To answer those questions, let me tell you about an event I’ll call the girl in the red dress. (Although she was actually a woman in her mid-twenties, “girl in the red dress” sounds a bit “catchier” as an example of how to “catch” your addiction before it gets the better of you.) Here’s what happened.
I was walking along in the downtown area of Walnut Creek, California, minding my own business, picking up clothes at the dry cleaners, and suddenly my eyes and ears were drawn to a young blonde woman clicking along the sidewalk in high heels and a short red dress barely covering an inch of her slender long legs. What to do?
I immediately go to some of the tools I’ve used such as the “Three-Second Rule” and I start counting 1 - 1000, 2 - 1000, 3 - 1000. Then I go to “What’s Always True?” (which you’ll find in our video course). Then to ward off that tingly feeling, I quickly take out my cell phone and punch record.
While it’s recording, I quietly speak into my cell phone, saying, “Girl in the red dress.” I have had to do this three or four times during the day of my early recovery. At the end of the day, or whenever I have time, I’ll listen to what I recorded. Each recording is a reminder for what I need to dialogue about.
In this case, I’ll have an imaginary dialogue with the Girl in the Red Dress (GRD). Because dialoging is more effective when written or typed out, I want to stress the importance of writing it down or typing on my computer, which is what I would do. It might go something like this:
George: GRD, are you there?
GRD (Girl in the Red Dress): Yeah, I looked pretty hot today, didn’t I?
George: Well, you did get my attention, that’s for sure
GRD: That’s the idea. I’m an attractive young woman and supposed to attract attention. Pretty good legs, huh?

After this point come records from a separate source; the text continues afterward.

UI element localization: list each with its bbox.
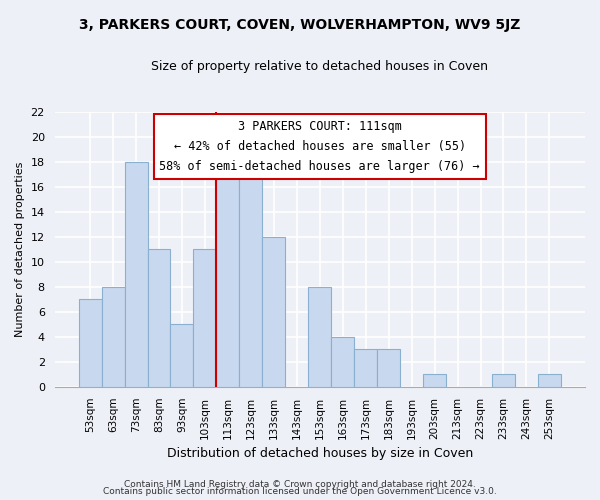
Bar bbox=[354, 350, 377, 387]
Bar bbox=[262, 236, 286, 387]
Text: Contains HM Land Registry data © Crown copyright and database right 2024.: Contains HM Land Registry data © Crown c… bbox=[124, 480, 476, 489]
Bar bbox=[79, 300, 101, 387]
Bar bbox=[101, 287, 125, 387]
Bar bbox=[492, 374, 515, 387]
Bar bbox=[148, 249, 170, 387]
Bar bbox=[308, 287, 331, 387]
Text: Contains public sector information licensed under the Open Government Licence v3: Contains public sector information licen… bbox=[103, 487, 497, 496]
Bar bbox=[217, 174, 239, 387]
Bar bbox=[170, 324, 193, 387]
Bar bbox=[538, 374, 561, 387]
Bar bbox=[193, 249, 217, 387]
Text: 3 PARKERS COURT: 111sqm
← 42% of detached houses are smaller (55)
58% of semi-de: 3 PARKERS COURT: 111sqm ← 42% of detache… bbox=[160, 120, 480, 173]
X-axis label: Distribution of detached houses by size in Coven: Distribution of detached houses by size … bbox=[167, 447, 473, 460]
Title: Size of property relative to detached houses in Coven: Size of property relative to detached ho… bbox=[151, 60, 488, 73]
Bar bbox=[331, 337, 354, 387]
Text: 3, PARKERS COURT, COVEN, WOLVERHAMPTON, WV9 5JZ: 3, PARKERS COURT, COVEN, WOLVERHAMPTON, … bbox=[79, 18, 521, 32]
Y-axis label: Number of detached properties: Number of detached properties bbox=[15, 162, 25, 337]
Bar bbox=[125, 162, 148, 387]
Bar bbox=[377, 350, 400, 387]
Bar bbox=[423, 374, 446, 387]
Bar bbox=[239, 162, 262, 387]
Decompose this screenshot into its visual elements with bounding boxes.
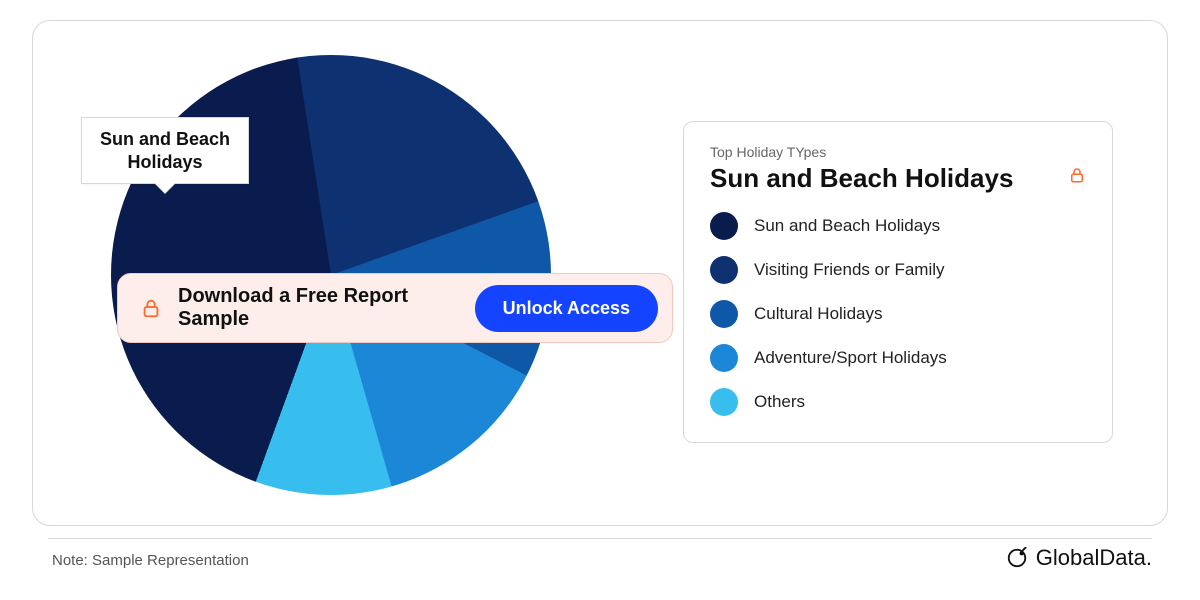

George : Yes, they would be good legs, but I’m writing right now because I want to demystify or take away the sexual component of seeing you on the street today. You’re a lovely young woman who can’t be much more than 25 and I’m a much older professional man who doesn’t have any real interest in sexualizing you. If I continue to sexualize and objectify you, I’ll feel guilt, discomfort, and shame.
GRD: Oh, come on. What fun are you?
George: I don’t want to be any fun for you. I save my fun for the office and for my wife. I don’t even know you and don’t want to be bothered with this objectification. It’s turning out to be a nuisance and a waste of time since there’s nothing positive for me in thinking about you. It’s totally useless to me. In fact, looking at women the way I used to cost me two marriages.
You may have noticed that the point of this type of dialogue is not to dialogue with the actual person, but what that person represents inside your mind. If you, like me, started to get triggered by your version of a woman in a short dress, what is important is the old story that was triggered in your mind. It’s the fantasy that you’re going to have sex with this woman, or masturbate later thinking about her, or find a porn site with a woman who looks like the girl in the red dress, or whatever.
If you give in to the triggering, then you’re falling into the trap of living a negative soap opera fantasy. The alternative is to use techniques such as cellphone recording to be an emotionally and sexually mature man whose time and attention are focused on the positive aspects of making your life as good as it can be, sexually and otherwise.
So when you see your version of the girl in the red dress, take out your cell phone, start recording, and record a voice note to yourself. Later, listen to the recording and write out a dialogue. It really works.